While working with students, Cooper works to find their strengths, which can be sports or art.
"We chisel down the wall and show them their positive aspects," he said.
The solution and learning plan is guided by a scientifically based methodology, he added.
"We're teaching a different way to look at the language," he added.
Citing 40 years of research behind his approach, Cooper said, "we're doing it differently" than others have.
His business often works with teachers, who he says need to better understand how to teach children with learning challenges.
"We form partnerships with schools and a bridge for families," he said.
Cooper and everyone working for him understands firsthand the struggles that go along with learning problems, he said, explaining that most staff members have children with learning difficulties.
Growing up, Cooper remembers people telling him that he wouldn't amount to anything, he probably wouldn't graduate high school or that he'd be flipping burgers for a living.
After he graduated boarding school in eighth grade, he went on to attend a special high school away from home.

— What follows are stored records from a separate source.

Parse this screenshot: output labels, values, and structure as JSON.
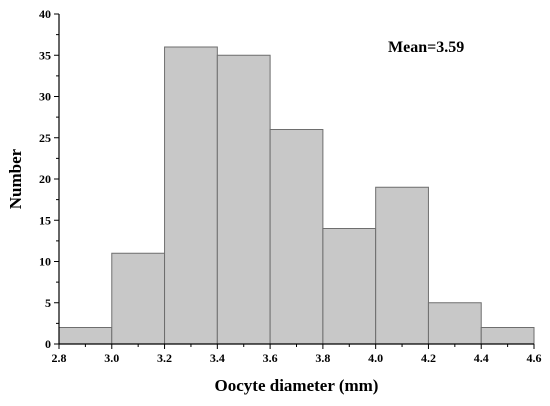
{
  "chart_data": {
    "type": "bar",
    "subtype": "histogram",
    "bins": [
      {
        "start": 2.8,
        "end": 3.0,
        "value": 2
      },
      {
        "start": 3.0,
        "end": 3.2,
        "value": 11
      },
      {
        "start": 3.2,
        "end": 3.4,
        "value": 36
      },
      {
        "start": 3.4,
        "end": 3.6,
        "value": 35
      },
      {
        "start": 3.6,
        "end": 3.8,
        "value": 26
      },
      {
        "start": 3.8,
        "end": 4.0,
        "value": 14
      },
      {
        "start": 4.0,
        "end": 4.2,
        "value": 19
      },
      {
        "start": 4.2,
        "end": 4.4,
        "value": 5
      },
      {
        "start": 4.4,
        "end": 4.6,
        "value": 2
      }
    ],
    "xlabel": "Oocyte diameter (mm)",
    "ylabel": "Number",
    "xlim": [
      2.8,
      4.6
    ],
    "ylim": [
      0,
      40
    ],
    "xticks": [
      "2.8",
      "3.0",
      "3.2",
      "3.4",
      "3.6",
      "3.8",
      "4.0",
      "4.2",
      "4.4",
      "4.6"
    ],
    "yticks": [
      "0",
      "5",
      "10",
      "15",
      "20",
      "25",
      "30",
      "35",
      "40"
    ],
    "annotation": "Mean=3.59",
    "annotation_placement": "top-right",
    "grid": false,
    "colors": {
      "bar_fill": "#c8c8c8",
      "bar_edge": "#6e6e6e",
      "axis": "#000000"
    }
  }
}
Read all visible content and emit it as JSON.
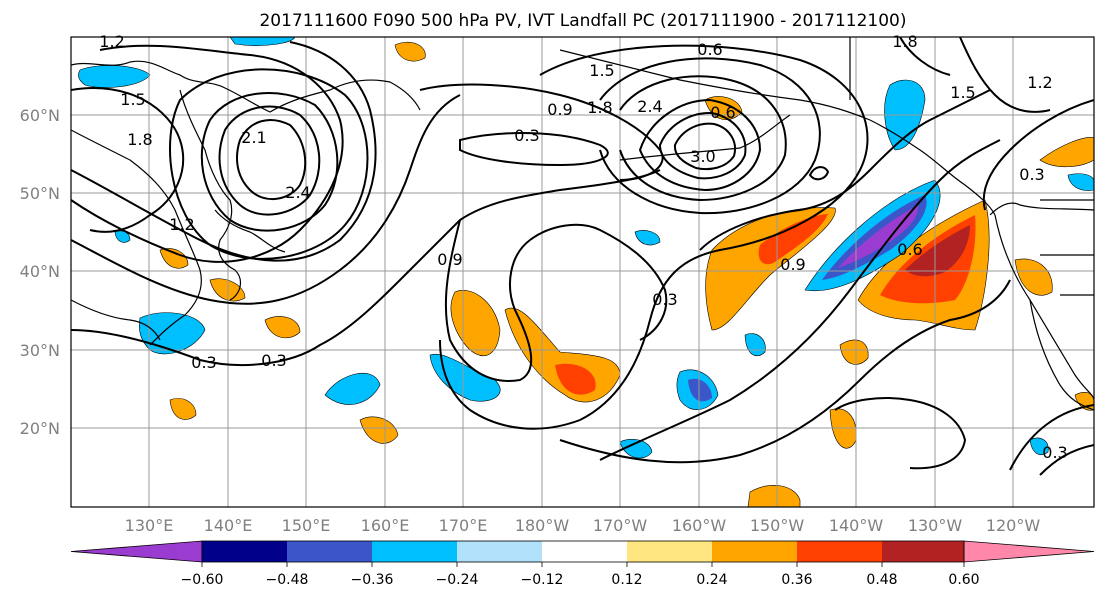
{
  "title": "2017111600 F090 500 hPa PV, IVT Landfall PC (2017111900 - 2017112100)",
  "map": {
    "lat_labels": [
      "60°N",
      "50°N",
      "40°N",
      "30°N",
      "20°N"
    ],
    "lon_labels": [
      "130°E",
      "140°E",
      "150°E",
      "160°E",
      "170°E",
      "180°W",
      "170°W",
      "160°W",
      "150°W",
      "140°W",
      "130°W",
      "120°W"
    ],
    "gridlines": true
  },
  "contour_labels": [
    "1.2",
    "1.5",
    "1.8",
    "2.1",
    "2.4",
    "1.2",
    "0.3",
    "0.3",
    "0.9",
    "0.6",
    "0.3",
    "1.5",
    "1.8",
    "0.9",
    "0.6",
    "2.4",
    "3.0",
    "1.8",
    "1.5",
    "1.2",
    "0.3",
    "0.9",
    "0.6",
    "0.3",
    "0.3"
  ],
  "colorbar": {
    "ticks": [
      "−0.60",
      "−0.48",
      "−0.36",
      "−0.24",
      "−0.12",
      "0.12",
      "0.24",
      "0.36",
      "0.48",
      "0.60"
    ],
    "colors": [
      "#9a3cd0",
      "#00008b",
      "#3a56c9",
      "#00bfff",
      "#b0e0fa",
      "#ffffff",
      "#ffe680",
      "#ffa500",
      "#ff4000",
      "#b22222",
      "#ff88aa"
    ]
  }
}
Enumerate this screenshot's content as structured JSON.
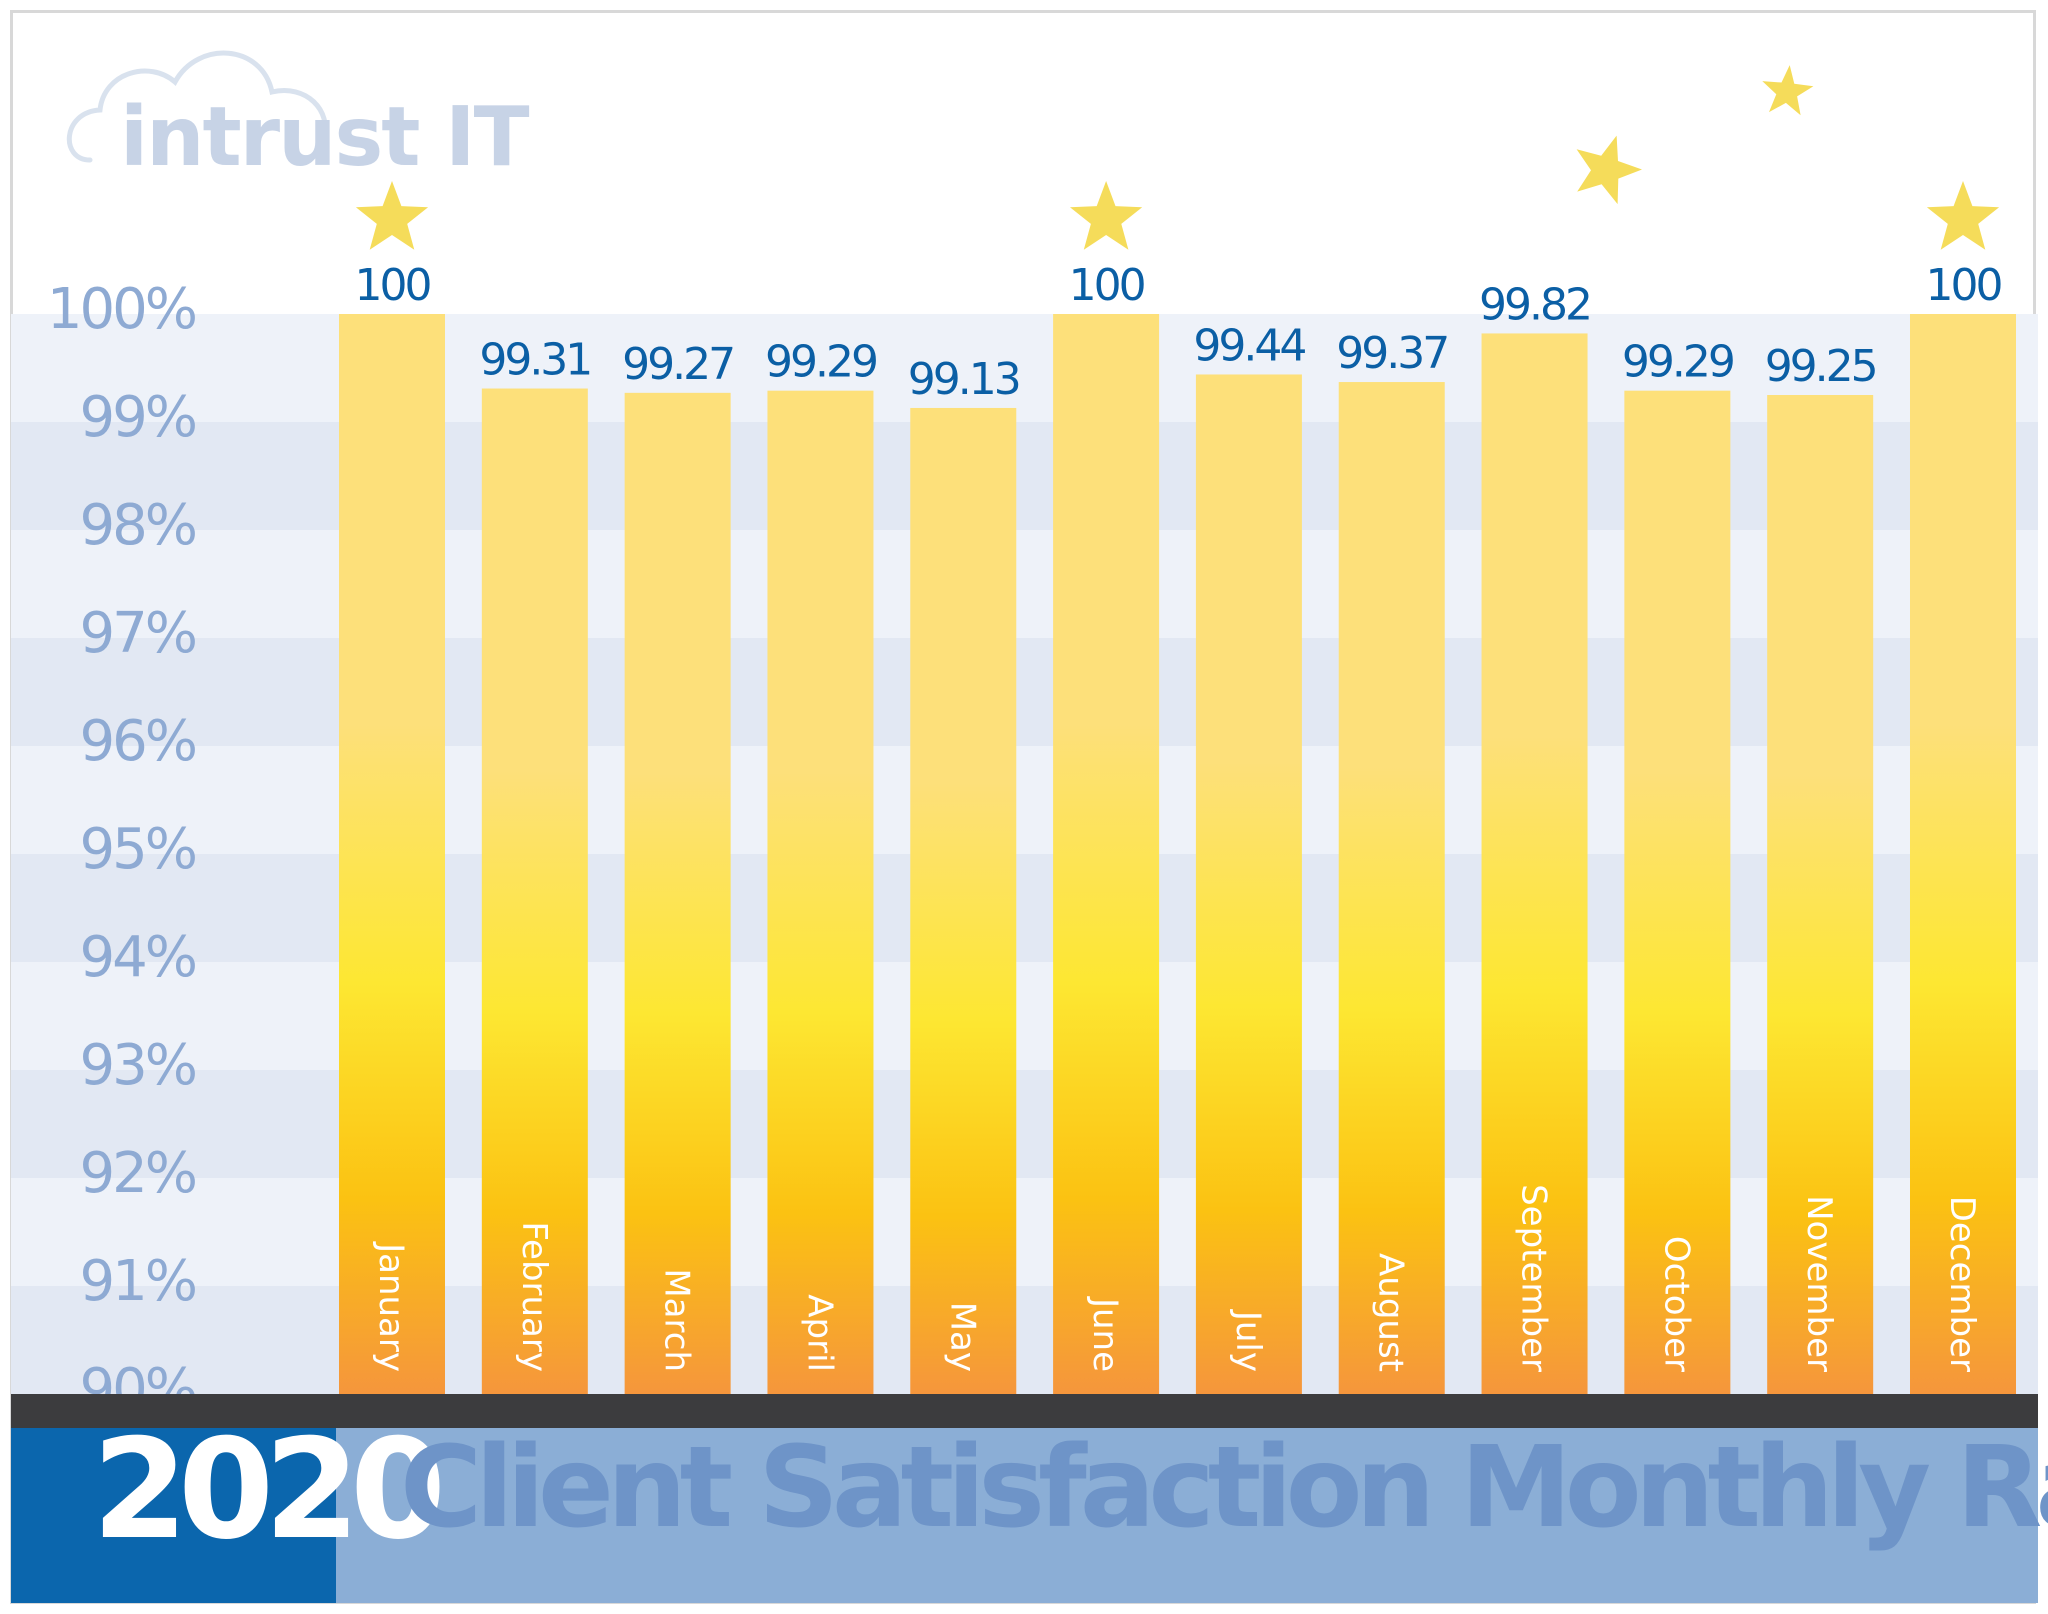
{
  "logo": {
    "text": "intrust IT"
  },
  "footer": {
    "year": "2020",
    "title": "Client Satisfaction Monthly Rating"
  },
  "colors": {
    "band_light": "#eef2f9",
    "band_dark": "#e2e8f3",
    "axis_text": "#8eaad3",
    "value_label": "#0b5fa5",
    "bar_top": "#fde07a",
    "bar_mid": "#fde732",
    "bar_low": "#fbc212",
    "bar_bottom": "#f5963c",
    "star": "#f5dc5a",
    "baseline": "#3c3c3e",
    "year_block": "#0b66ad",
    "title_block": "#8baed6"
  },
  "chart_data": {
    "type": "bar",
    "title": "Client Satisfaction Monthly Rating",
    "categories": [
      "January",
      "February",
      "March",
      "April",
      "May",
      "June",
      "July",
      "August",
      "September",
      "October",
      "November",
      "December"
    ],
    "values": [
      100,
      99.31,
      99.27,
      99.29,
      99.13,
      100,
      99.44,
      99.37,
      99.82,
      99.29,
      99.25,
      100
    ],
    "value_labels": [
      "100",
      "99.31",
      "99.27",
      "99.29",
      "99.13",
      "100",
      "99.44",
      "99.37",
      "99.82",
      "99.29",
      "99.25",
      "100"
    ],
    "ylim": [
      90,
      100
    ],
    "yticks": [
      "90%",
      "91%",
      "92%",
      "93%",
      "94%",
      "95%",
      "96%",
      "97%",
      "98%",
      "99%",
      "100%"
    ],
    "stars_on": [
      "January",
      "June",
      "December"
    ],
    "decorative_stars": 2,
    "grid": "alternating horizontal bands"
  }
}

It was his goal to graduate from New Trier High School in Winnetka like his three older siblings.
A determined Cooper returned home for his junior and senior years of high school and graduated from New Trier before going to the University of California where he graduated and met his wife, Megan. They have a 3-year-old son, Oliver, and are expecting another child any day.
After college, Cooper joined the family business, CooperFund, a merchant bank tied to an economic think tank.
His personal experiences in education pushed him to create LearningAbled.
"I know there's a solution and it needs to be everywhere," he said.
He plans to expand his business to give children the opportunity to learn.
He stresses that the earlier the younger the child is diagnosed, the better. "My parents took me to dozens of tutors. I was in a dark place growing up. Children shouldn't have to go through that," he said.